For a scent marketed to men, Crown's Sandringham, although this might be hard to find. Muguet as a huge middle note.

http://www.basenotes.net/ID26121437.html
post #25 of 31
Diorissimo by Christian Dior

I don't think there is such a thing as the best muguet fragrance but this one is certainly lovely. It is elegant & doesn't try too hard to impress.
post #26 of 31
If you like the Guerlain, but want to save about $560 try the Molinard Muguet which is excellent.
Idylle also has a nice muguet note, as does Brindille by Galimard.
I need to find this Equipage and givw it a sniff.
post #27 of 31
I smelled the reformulated Annick Goutal Muguet today at Neiman Marcus, Boston. You would not recognize it as the same scent. It's quite grassy now.
post #28 of 31
I can also recommend some simple soliflores such a Molinard's Muguet and also Berdoues Bal de Clochettes.
post #29 of 31
Thread Starter 
Cacio sent me a sample of his vintage EDT of Diorissimo, and it's really the beginning and end of Muguet fragrances IMO. I got a pink box EDT from 2004, but I find it lacks the cool breathiness of the perfect sample from Cacio. It's got a hell of a lot more jasmine, as well. I like it, but it's not that magical thing that I smelled in that sample.
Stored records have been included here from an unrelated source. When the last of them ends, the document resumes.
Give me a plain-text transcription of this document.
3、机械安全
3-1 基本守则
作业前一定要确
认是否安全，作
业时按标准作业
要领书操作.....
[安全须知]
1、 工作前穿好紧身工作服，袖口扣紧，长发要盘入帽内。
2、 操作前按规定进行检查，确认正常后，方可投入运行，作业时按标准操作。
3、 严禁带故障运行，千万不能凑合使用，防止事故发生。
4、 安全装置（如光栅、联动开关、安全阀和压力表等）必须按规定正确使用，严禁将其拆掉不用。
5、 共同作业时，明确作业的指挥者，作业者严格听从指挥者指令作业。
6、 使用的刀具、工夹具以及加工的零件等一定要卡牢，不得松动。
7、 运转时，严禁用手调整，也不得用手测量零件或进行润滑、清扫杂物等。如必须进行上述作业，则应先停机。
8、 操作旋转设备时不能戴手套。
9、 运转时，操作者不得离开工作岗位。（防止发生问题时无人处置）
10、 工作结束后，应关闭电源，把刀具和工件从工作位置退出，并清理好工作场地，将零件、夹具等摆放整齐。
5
I got a reformulated bottle of Muguet des Bois for less than 10 bucks, and I have to say it's very interesting. There is a bit of muguet going on underneath a very unblended-smelling hydroxycitronellol pool float/citronella candle in the opening. The drydown isn't that bad, though, and it lasts for quite a while.

I'm considering trying Muguet du Bonheur. Any recommendations on vintage/concentration?
post #30 of 31
Quote:
Originally Posted by lovingthealien View Post

I'm considering trying Muguet du Bonheur. Any recommendations on vintage/concentration?

I've never smelled the vintage but, the current formulation is extremely far from being recommendable. Smells terribly generic and synthetic.
post #31 of 31
Quote:
Originally Posted by lovingthealien View Post

Cacio sent me a sample of his vintage EDT of Diorissimo, and it's really the beginning and end of Muguet fragrances IMO. I got a pink box EDT from 2004, but I find it lacks the cool breathiness of the perfect sample from Cacio. It's got a hell of a lot more jasmine, as well. I like it, but it's not that magical thing that I smelled in that sample.

I got a reformulated bottle of Muguet des Bois for less than 10 bucks, and I have to say it's very interesting. There is a bit of muguet going on underneath a very unblended-smelling hydroxycitronellol pool float/citronella candle in the opening. The drydown isn't that bad, though, and it lasts for quite a while.

I'm considering trying Muguet du Bonheur. Any recommendations on vintage/concentration?

I recall the wonderful Coty Muguet de Bois of my youth! Splashed it on with abandon!

As for the Caron, I can't recommend anything but try the EDP version.